Comme l'a fait remarquer à juste titre Jean-Paul Delevoye lors de son audition devant la commission des lois, la carte territoriale ou la nouvelle répartition des compétences ne doivent pas être un objectif en soi ou une occasion d'appliquer des schémas de pensée verticaux hérités du passé, mais un moyen d'améliorer la performance économique de nos territoires et d'assurer la cohésion sociale. Dans ce que Laurent Davezies a appelé la « France périphérique », où le sentiment d'abandon domine, les collectivités sont en première ligne pour la sauvegarde de l'emploi. Favorisons des métropoles dynamiques, qui soient les locomotives d'un développement régional équilibré. Il nous faut pour cela clarifier les registres d'intervention entre le bloc local et le niveau régional, tout en respectant le principe de libre administration des collectivités locales et l'absence de tutelle de l'une sur l'autre.

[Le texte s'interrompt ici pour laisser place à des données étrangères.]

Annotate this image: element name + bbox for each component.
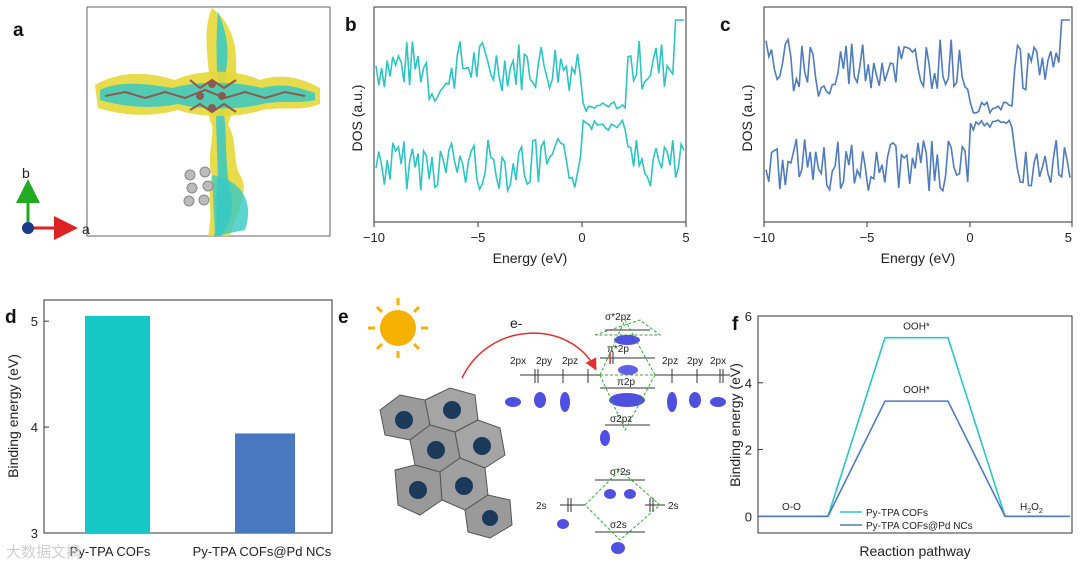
panel-f-energy-profile: 0 2 4 6 OOH* OOH* O-O H2O2 Py-TPA COFs Py-T… — [727, 309, 1073, 559]
legend-entry-cofs: Py-TPA COFs — [866, 508, 928, 519]
dos-c-xtick: −10 — [753, 230, 775, 245]
mo-diagram: 2px 2py 2pz 2pz 2py 2px σ*2pz π*2p π2p σ… — [505, 312, 730, 554]
right-2py-label: 2py — [687, 356, 703, 367]
path-f-ytick-label: 6 — [745, 309, 752, 324]
panel-d-bar-chart: 3 4 5 Py-TPA COFs Py-TPA COFs@Pd NCs Bindi… — [5, 299, 333, 559]
bar-py-tpa-cofs — [85, 315, 150, 533]
panel-label-c: c — [720, 15, 731, 36]
left-2s-label: 2s — [536, 501, 547, 512]
left-2px-label: 2px — [510, 356, 526, 367]
dos-b-xtick: 5 — [682, 230, 689, 245]
sigma-star-2s-label: σ*2s — [610, 467, 631, 478]
panel-label-a: a — [13, 20, 24, 41]
bar-d-ytick-label: 3 — [31, 526, 38, 541]
axis-a-label: a — [82, 221, 90, 237]
cof-honeycomb-icon — [379, 387, 513, 539]
dos-b-xtick: 0 — [578, 230, 585, 245]
dos-c-xlabel: Energy (eV) — [881, 250, 956, 266]
path-f-xlabel: Reaction pathway — [859, 543, 970, 559]
path-f-series-pd — [760, 400, 1070, 518]
path-f-yticks: 0 2 4 6 — [745, 309, 763, 524]
dos-b-xlabel: Energy (eV) — [493, 250, 568, 266]
bar-d-category-0: Py-TPA COFs — [70, 544, 151, 559]
bar-d-ylabel: Binding energy (eV) — [5, 354, 21, 478]
panel-b-dos-chart: −10 −5 0 5 Energy (eV) DOS (a.u.) — [349, 6, 690, 266]
sigma-2s-label: σ2s — [610, 520, 627, 531]
watermark: 大数据文摘 — [6, 544, 82, 561]
path-f-ytick-label: 2 — [745, 443, 752, 458]
dos-b-xticks: −10 −5 0 5 — [363, 222, 690, 245]
sigma-2pz-label: σ2pz — [610, 414, 632, 425]
bar-d-ytick-label: 4 — [31, 420, 38, 435]
dos-c-xtick: −5 — [860, 230, 875, 245]
axis-b-label: b — [22, 165, 30, 181]
start-state-label: O-O — [782, 502, 801, 513]
path-f-ylabel: Binding energy (eV) — [727, 363, 743, 487]
path-f-ytick-label: 0 — [745, 509, 752, 524]
dos-c-xticks: −10 −5 0 5 — [753, 222, 1073, 245]
end-state-label: H2O2 — [1020, 502, 1043, 515]
panel-label-d: d — [5, 307, 17, 328]
dos-c-xtick: 5 — [1065, 230, 1072, 245]
sigma-star-2pz-label: σ*2pz — [605, 312, 631, 323]
pi-2p-label: π2p — [617, 377, 635, 388]
dos-b-xtick: −10 — [363, 230, 385, 245]
path-f-series-cofs — [760, 336, 1070, 518]
right-2px-label: 2px — [710, 356, 726, 367]
dos-b-series-line — [375, 19, 685, 194]
panel-e-schematic: e- 2px 2py 2pz 2pz 2py 2px σ*2pz π*2p — [368, 298, 730, 554]
panel-label-b: b — [345, 15, 357, 36]
panel-label-e: e — [338, 307, 349, 328]
dos-c-series-line — [765, 19, 1071, 193]
dos-b-xtick: −5 — [471, 230, 486, 245]
ooh-label-pd: OOH* — [903, 385, 930, 396]
panel-c-dos-chart: −10 −5 0 5 Energy (eV) DOS (a.u.) — [739, 6, 1073, 266]
panel-a-structure: b a — [15, 6, 331, 240]
dos-c-xtick: 0 — [966, 230, 973, 245]
dos-b-ylabel: DOS (a.u.) — [349, 85, 365, 152]
legend: Py-TPA COFs Py-TPA COFs@Pd NCs — [840, 508, 973, 532]
right-2s-label: 2s — [668, 501, 679, 512]
path-f-ytick-label: 4 — [745, 376, 752, 391]
bar-d-yticks: 3 4 5 — [31, 314, 49, 541]
bar-py-tpa-cofs-pd-ncs — [235, 433, 295, 533]
dos-c-ylabel: DOS (a.u.) — [739, 85, 755, 152]
panel-label-f: f — [732, 314, 739, 335]
electron-label: e- — [510, 315, 523, 331]
sun-icon — [368, 298, 428, 358]
bar-d-category-1: Py-TPA COFs@Pd NCs — [193, 544, 332, 559]
right-2pz-label: 2pz — [662, 356, 678, 367]
bar-d-ytick-label: 5 — [31, 314, 38, 329]
legend-entry-pd: Py-TPA COFs@Pd NCs — [866, 521, 973, 532]
ooh-label-cofs: OOH* — [903, 322, 930, 333]
pi-star-2p-label: π*2p — [607, 344, 629, 355]
left-2pz-label: 2pz — [562, 356, 578, 367]
left-2py-label: 2py — [536, 356, 552, 367]
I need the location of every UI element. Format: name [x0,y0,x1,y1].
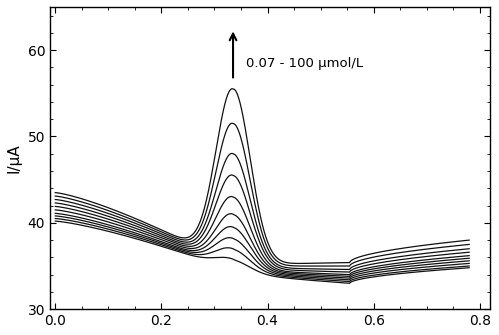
Text: 0.07 - 100 μmol/L: 0.07 - 100 μmol/L [247,57,363,70]
Y-axis label: I/μA: I/μA [7,143,22,173]
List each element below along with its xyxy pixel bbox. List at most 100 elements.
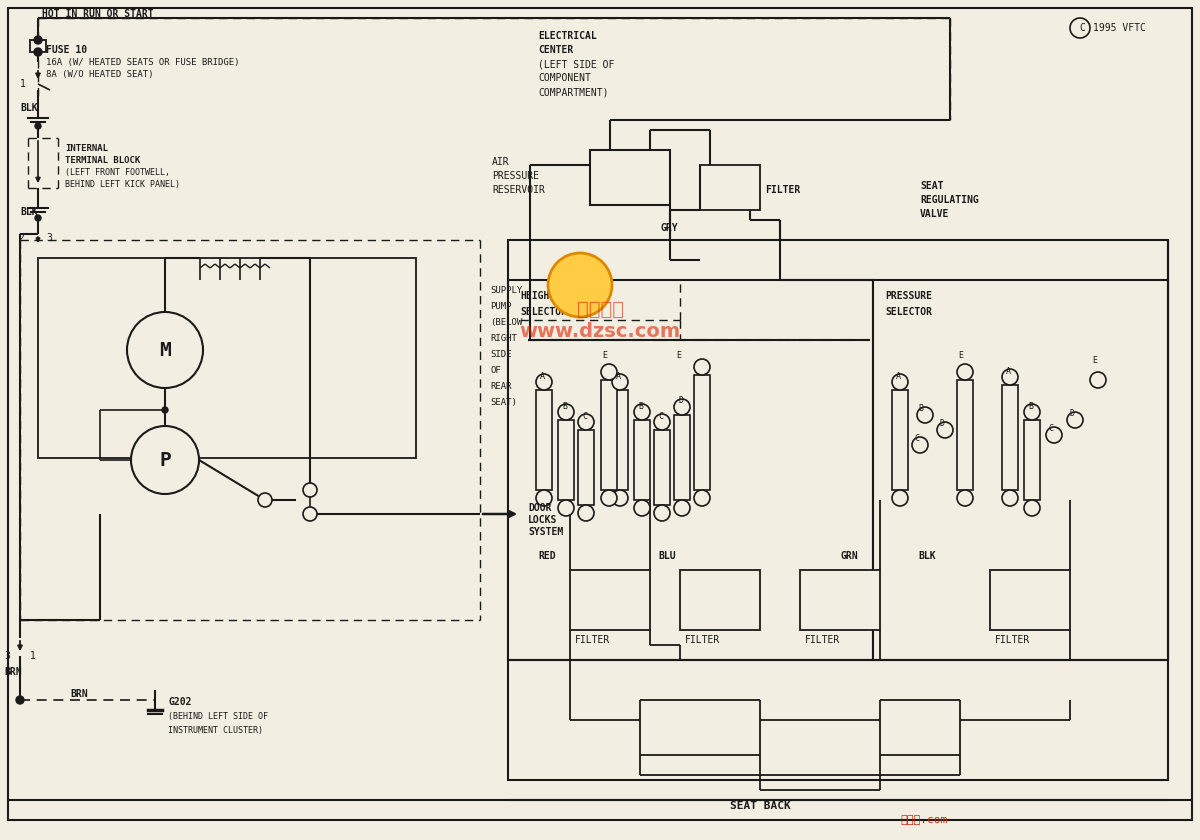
Bar bbox=[800, 570, 880, 630]
Text: B: B bbox=[918, 403, 923, 412]
Text: (BELOW: (BELOW bbox=[490, 318, 522, 327]
Text: REAR: REAR bbox=[490, 381, 511, 391]
Bar bbox=[578, 430, 594, 505]
Bar bbox=[38, 258, 416, 458]
Text: 1: 1 bbox=[20, 79, 26, 89]
Circle shape bbox=[558, 500, 574, 516]
Text: E: E bbox=[1092, 355, 1097, 365]
Circle shape bbox=[34, 36, 42, 44]
Circle shape bbox=[35, 123, 41, 129]
Text: A: A bbox=[896, 371, 901, 381]
Circle shape bbox=[892, 490, 908, 506]
Bar bbox=[694, 375, 710, 490]
Text: TERMINAL BLOCK: TERMINAL BLOCK bbox=[65, 155, 140, 165]
Bar bbox=[612, 390, 628, 490]
Circle shape bbox=[162, 407, 168, 413]
Text: FILTER: FILTER bbox=[805, 635, 840, 645]
Circle shape bbox=[536, 374, 552, 390]
Text: RED: RED bbox=[538, 551, 556, 561]
Text: LOCKS: LOCKS bbox=[528, 515, 557, 525]
Text: ELECTRICAL: ELECTRICAL bbox=[538, 31, 596, 41]
Text: M: M bbox=[160, 340, 170, 360]
Circle shape bbox=[16, 696, 24, 704]
Circle shape bbox=[694, 490, 710, 506]
Text: FILTER: FILTER bbox=[575, 635, 611, 645]
Text: D: D bbox=[940, 418, 944, 428]
Text: HEIGHT: HEIGHT bbox=[520, 291, 556, 301]
Text: (LEFT SIDE OF: (LEFT SIDE OF bbox=[538, 59, 614, 69]
Circle shape bbox=[1046, 427, 1062, 443]
Circle shape bbox=[612, 490, 628, 506]
Circle shape bbox=[302, 483, 317, 497]
Bar bbox=[30, 40, 46, 52]
Text: 接线图.com: 接线图.com bbox=[900, 815, 947, 825]
Bar bbox=[990, 570, 1070, 630]
Text: PRESSURE: PRESSURE bbox=[886, 291, 932, 301]
Text: 16A (W/ HEATED SEATS OR FUSE BRIDGE): 16A (W/ HEATED SEATS OR FUSE BRIDGE) bbox=[46, 57, 240, 66]
Circle shape bbox=[548, 253, 612, 317]
Circle shape bbox=[654, 505, 670, 521]
Text: SELECTOR: SELECTOR bbox=[520, 307, 568, 317]
Text: 3: 3 bbox=[46, 233, 52, 243]
Text: C: C bbox=[582, 412, 587, 421]
Text: 2: 2 bbox=[18, 233, 24, 243]
Bar bbox=[590, 150, 670, 205]
Text: SUPPLY: SUPPLY bbox=[490, 286, 522, 295]
Bar bbox=[1002, 385, 1018, 490]
Text: 维库一下
www.dzsc.com: 维库一下 www.dzsc.com bbox=[520, 300, 680, 340]
Bar bbox=[1024, 420, 1040, 500]
Text: A: A bbox=[616, 371, 622, 381]
Text: (LEFT FRONT FOOTWELL,: (LEFT FRONT FOOTWELL, bbox=[65, 167, 170, 176]
Circle shape bbox=[1024, 404, 1040, 420]
Circle shape bbox=[558, 404, 574, 420]
Text: FUSE 10: FUSE 10 bbox=[46, 45, 88, 55]
Circle shape bbox=[917, 407, 934, 423]
Text: RESERVOIR: RESERVOIR bbox=[492, 185, 545, 195]
Text: E: E bbox=[958, 350, 964, 360]
Circle shape bbox=[302, 507, 317, 521]
Text: BLK: BLK bbox=[20, 103, 37, 113]
Text: B: B bbox=[562, 402, 568, 411]
Circle shape bbox=[601, 490, 617, 506]
Text: C: C bbox=[658, 412, 664, 421]
Text: REGULATING: REGULATING bbox=[920, 195, 979, 205]
Text: G202: G202 bbox=[168, 697, 192, 707]
Text: BLK: BLK bbox=[918, 551, 936, 561]
Circle shape bbox=[536, 490, 552, 506]
Bar bbox=[674, 415, 690, 500]
Text: AIR: AIR bbox=[492, 157, 510, 167]
Text: D: D bbox=[678, 396, 683, 405]
Text: B: B bbox=[1028, 402, 1033, 411]
Circle shape bbox=[35, 215, 41, 221]
Bar bbox=[570, 570, 650, 630]
Circle shape bbox=[131, 426, 199, 494]
Text: BRN: BRN bbox=[70, 689, 88, 699]
Circle shape bbox=[258, 493, 272, 507]
Text: HOT IN RUN OR START: HOT IN RUN OR START bbox=[42, 9, 154, 19]
Text: PRESSURE: PRESSURE bbox=[492, 171, 539, 181]
Circle shape bbox=[674, 399, 690, 415]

Quant aux grands principes constitutionnels applicables aux interventions économiques décentralisées, le président de la section de l'intérieur du Conseil d'État, entendu par la commission des lois, a souligné que « la prescriptibilité des schémas régionaux frise la tutelle d'une collectivité sur une autre ». Le Conseil d'État a donc, par précaution, demandé que soit substitué le terme de compatibilité à celui de conformité.

Afin de surmonter tout risque d'incertitude juridique, tout en nous conformant à la logique économique et sociale, je vous proposerai d'introduire, à l'article 2, l'élaboration conjointe des schémas de développement économique. Nous ne pourrons bâtir une réforme durable en matière de développement économique sans une vision stratégique partagée et une co-construction du schéma de développement. C'est en travaillant ensemble que les régions et leurs territoires construiront des politiques alliant l'aide au tissu économique et la préparation des activités du futur. C'est pourquoi les orientations du schéma doivent être mises en débat au sein des conférences territoriales de l'action publique (CTAP) pour un avis global.

Je vous proposerai d'assortir ce principe du mécanisme de contractualisation issu de la loi de modernisation de l'action publique territoriale et d'affirmation des métropoles (MAPTAM) du 27 janvier 2014. Des conventions territoriales d'exercice concerté clarifieront la mise en oeuvre des orientations du schéma et définiront l'implication des collectivités dans une territorialisation fine. Il importe, pour consolider les orientations régionales et leur donner une réelle cohérence, de les rendre consensuelles et de prévoir leur déclinaison territoriale. Loin d'opposer un niveau à un autre, mon objectif est de mobiliser toutes les énergies, afin de construire un projet commun, cohérent et efficace, qui favorise l'optimisation des ressources au service du développement des territoires

Enfin, je vous proposerai le maintien du mécanisme de sauvegarde prévu par l'article L. 1511-5 du code général des collectivités territoriales, permettant à une collectivité, en cas de carence de l'initiative régionale, d'intervenir en contractualisant avec l'État.

En matière de tourisme, le maintien de la compétence partagée me semble opportun, et appelle la même logique de schéma co-élaboré. Les stations classées doivent pouvoir transférer leur compétence tourisme aux intercommunalités - une souplesse fortement demandée par les associations des organismes de tourisme et les collectivités -, non y être contraintes, au risque de démotiver les communes concernées, dont le savoir-faire est précieux pour notre pays.